I have another blog, here, where random things are posted. It’s been wiped a few times since I had started it. But that isn’t really what this post is about. I simply had a musing while I was getting to this one of posting things from there to here and merging them, and then I tried to remember what this one was for.  My friend Meg uses her blog as an art blog.  I think that’s what I wanted this for, but I have a dA that serves better for posting art. Do I continue in trying to make this my art blog? Or turn it into a the mad rantings and ravings that my pitas had been serving as? This isn’t what I wanted to talk about either.

This week, Corey had given us a very easy assignment with two weeks to do it, to give us a breather and to be able to re-work assignments to turn in for a better grade. It’s nice for once to not feel suffocating trying to stay focus for the few days I have to work on the homework. So of course I’m going to take this grace and play games and watch anime. Yet there is still this nagging feeling.
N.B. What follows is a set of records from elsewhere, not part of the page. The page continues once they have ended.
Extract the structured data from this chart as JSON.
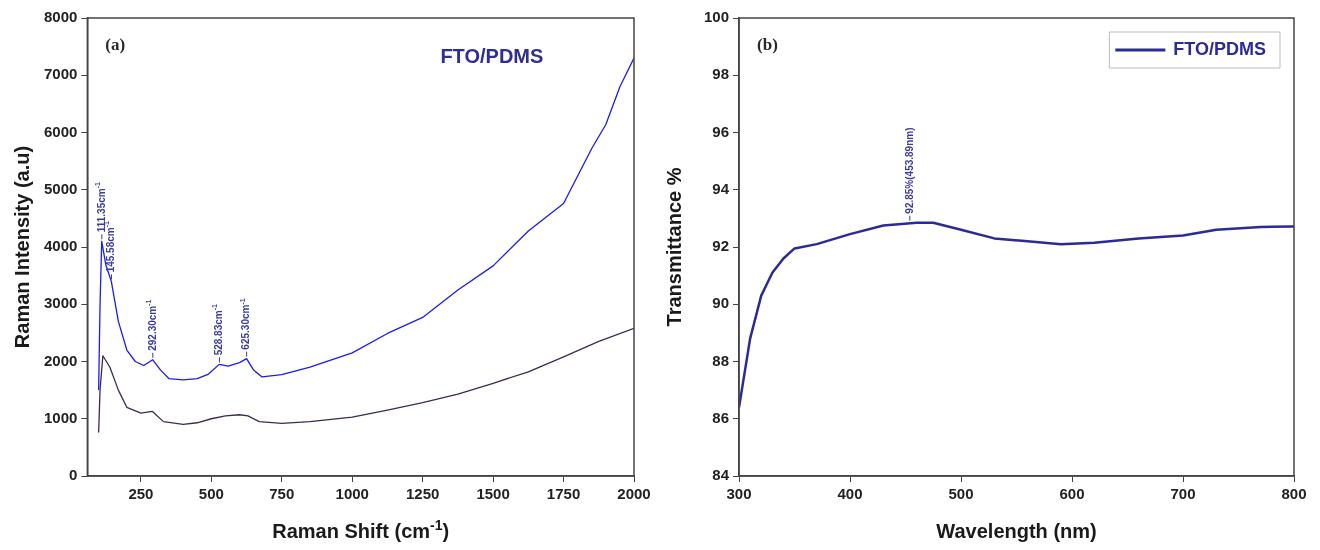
{
  "chart_data": [
    {
      "type": "line",
      "xlabel": "Raman Shift (cm$^{-1}$)",
      "ylabel": "Raman Intensity (a.u)",
      "xlim": [
        60,
        2000
      ],
      "xticks": [
        250,
        500,
        750,
        1000,
        1250,
        1500,
        1750,
        2000
      ],
      "ylim": [
        0,
        8000
      ],
      "yticks": [
        0,
        1000,
        2000,
        3000,
        4000,
        5000,
        6000,
        7000,
        8000
      ],
      "series": [
        {
          "color": "#1a1aff",
          "x": [
            100,
            105,
            111,
            125,
            145,
            170,
            200,
            230,
            260,
            292,
            320,
            350,
            400,
            450,
            490,
            528,
            560,
            600,
            625,
            650,
            680,
            750,
            850,
            1000,
            1125,
            1250,
            1375,
            1500,
            1625,
            1750,
            1850,
            1900,
            1950,
            2000
          ],
          "values": [
            1500,
            3000,
            4100,
            3700,
            3400,
            2700,
            2200,
            2000,
            1930,
            2030,
            1850,
            1700,
            1680,
            1700,
            1780,
            1950,
            1920,
            1980,
            2050,
            1850,
            1730,
            1770,
            1900,
            2150,
            2490,
            2770,
            3250,
            3670,
            4280,
            4760,
            5720,
            6140,
            6800,
            7300
          ]
        },
        {
          "color": "#3d2b4f",
          "x": [
            100,
            105,
            115,
            140,
            170,
            200,
            250,
            290,
            330,
            400,
            450,
            500,
            550,
            600,
            630,
            670,
            750,
            850,
            1000,
            1125,
            1250,
            1375,
            1500,
            1625,
            1750,
            1875,
            2000
          ],
          "values": [
            760,
            1500,
            2100,
            1900,
            1500,
            1200,
            1100,
            1130,
            950,
            900,
            930,
            1000,
            1050,
            1070,
            1050,
            950,
            920,
            950,
            1030,
            1150,
            1280,
            1430,
            1620,
            1820,
            2080,
            2350,
            2580
          ]
        }
      ],
      "annotations": [
        "(a)",
        "FTO/PDMS",
        {
          "text": "111.35cm$^{-1}$",
          "x": 111.35,
          "y": 4100
        },
        {
          "text": "145.58cm$^{-1}$",
          "x": 145.58,
          "y": 3400
        },
        {
          "text": "292.30cm$^{-1}$",
          "x": 292.3,
          "y": 2030
        },
        {
          "text": "528.83cm$^{-1}$",
          "x": 528.83,
          "y": 1950
        },
        {
          "text": "625.30cm$^{-1}$",
          "x": 625.3,
          "y": 2050
        }
      ]
    },
    {
      "type": "line",
      "xlabel": "Wavelength (nm)",
      "ylabel": "Transmittance %",
      "xlim": [
        300,
        800
      ],
      "xticks": [
        300,
        400,
        500,
        600,
        700,
        800
      ],
      "ylim": [
        84,
        100
      ],
      "yticks": [
        84,
        86,
        88,
        90,
        92,
        94,
        96,
        98,
        100
      ],
      "legend": "top right",
      "series": [
        {
          "name": "FTO/PDMS",
          "color": "#2a2a9a",
          "x": [
            300,
            310,
            320,
            330,
            340,
            350,
            370,
            400,
            430,
            460,
            475,
            500,
            530,
            560,
            590,
            620,
            660,
            700,
            730,
            770,
            800
          ],
          "values": [
            86.4,
            88.8,
            90.3,
            91.1,
            91.6,
            91.95,
            92.1,
            92.45,
            92.75,
            92.85,
            92.85,
            92.6,
            92.3,
            92.2,
            92.1,
            92.15,
            92.3,
            92.4,
            92.6,
            92.7,
            92.72
          ]
        }
      ],
      "annotations": [
        "(b)",
        {
          "text": "92.85%(453.89nm)",
          "x": 453.89,
          "y": 92.85
        }
      ]
    }
  ]
}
This constant buzz of “should be doing should be doing should be doing” that won’t go away and makes me restless.  I had started watching Ghost in the Shell: Stand Alone Complex Wednesday while I was doing my drawing homework, and gotten through 3 discs. Today I had watched another, but as beautiful as it was, the restlessness arouse, saying “I should be doing I should be doing I should be doing”. I caved and came down to work re-work the Vespa, hoping that if I at least re-do one of the nice textured turn-around and make the graphic sheet for it, it would hopefully add a few more points to the (pretty low) grade. The textures need to be replaced since they don’t seem to realize that they are in the same folder as the model and shouldn’t be bothering with the full file path. Yet they are trying to find a path that is no longer there.

Corey had lectured (given a speech?) on our work drive, ethic and desire to be doing what we say we want to. Maybe I should switch to the general track rather than animation one, which I am currently following.  I have no idea. A good determinate is to see what you do in your spare time.